Heidi with her buddy Stan.

I would be remiss if I forgot to mention the care package Heidi sent my way whilst I was in Cancer Camp. There were treats, a little puzzle and my favorite thing - a clown nose. It arrived at a time when my spirits were just about crushed. Nothing can lift the spirits of a sick person like a clown nose.

Well, the real meat of this tale is that Heidi and I finally got to see each other again - the bonus was that I also met her daughter Christie. The circumstances that allowed this meeting were unfortunate in that it was a memorial service held in Ada for Heidi's mom - whom she loved very much. Jo-ann Burnam was by all accounts a very special person - a lover of life, spreader of good cheer, friend, volunteer, cancer fighter, and a fantastic mom-grandma-great grandma. (you can read about her here: Tribute to Jo-ann.)

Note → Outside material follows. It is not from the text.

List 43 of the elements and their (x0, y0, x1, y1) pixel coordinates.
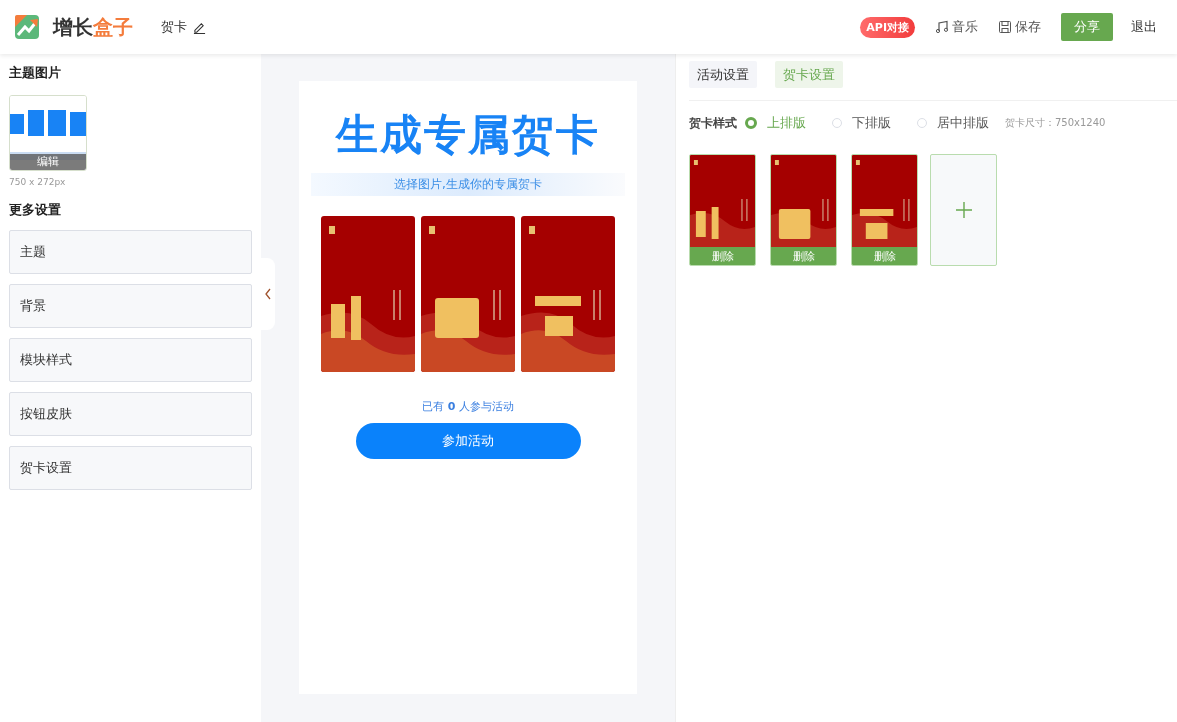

The service was very moving - even though I had NEVER met Jo-ann. The love from her 5 children, ten grandchildren and two great grandchildren was palpable. Christie sang a wonderful rendition of Ave Maria and Heidi gave a moving tribute to her mom which included a wonderful story about Christie. Christie had learned of a Japanese tradition of folding one thousand Origami cranes. The legend has it that when one does so, the spirit of the cranes will grant a wish.

Christie not only folded one thousand cranes, but she wrote her grandma a wonderful letter to go along with them - I am tearing up as I recall it. The cranes and the letter were on display in the church.

I certainly do not pretend to understand much about the afterlife. But I hope that Jo-ann is getting some smiles from the legacy of love she has handed down to her daughter and grand daughter.

Well done Jo-ann.
Well done Christie.
Thanks Heidi for being so kind in 1972!

POST SCRIPT: Two years later I am happy to report that Heidi and I have remained in contact with one another. Julie and I have spent some quality time with her, including a most deluxe Sunday when she flew into Grand Rapids to surprise her dad on his birthday. Her sister got dad downtown and Heidi strolled up like a casual tourist to surprise him and a group of us got a behind the scenes tour and impromptu lecture about Maurice Sendek while seeing an excellent collection of his work on display at the Grand Rapids Art Museum. Heidi knew and worked with Maurice for many years, so her knowledge of both his art and his personage was wonderful. 

One last thing I have to thank Heidi for. She gave me a much needed kick in the ass over dinner around Christmas 2015. I won't bore you with all the drama, but the previous couple years had been nothing but challenges (cancer and related debt, a second business Julie and I started failed, blah blah blah). My tail was dragging and Heidi asked me what my tombstone was gonna read. My response was, "Close, but no cigar."

Heidi brushed my negativity aside and proceeded to issue a challenge about finding my purpose and intention for my life. I wish I could say I was transformed in an instant, (hey, she ain't no fairy with a wand), but I can say that night was the start of a Big Mental Turnaround which has resulted in me getting up off the mat and back in the Fight.

My nickname for Heidi is Cartwheel on account of she turned several right before my eyes on a lawn while she and Julie were playing croquet. Pretty impressive for someone in my age bracket.

Thanks for lighting the fire, Cartwheel - may you live long and inspire many.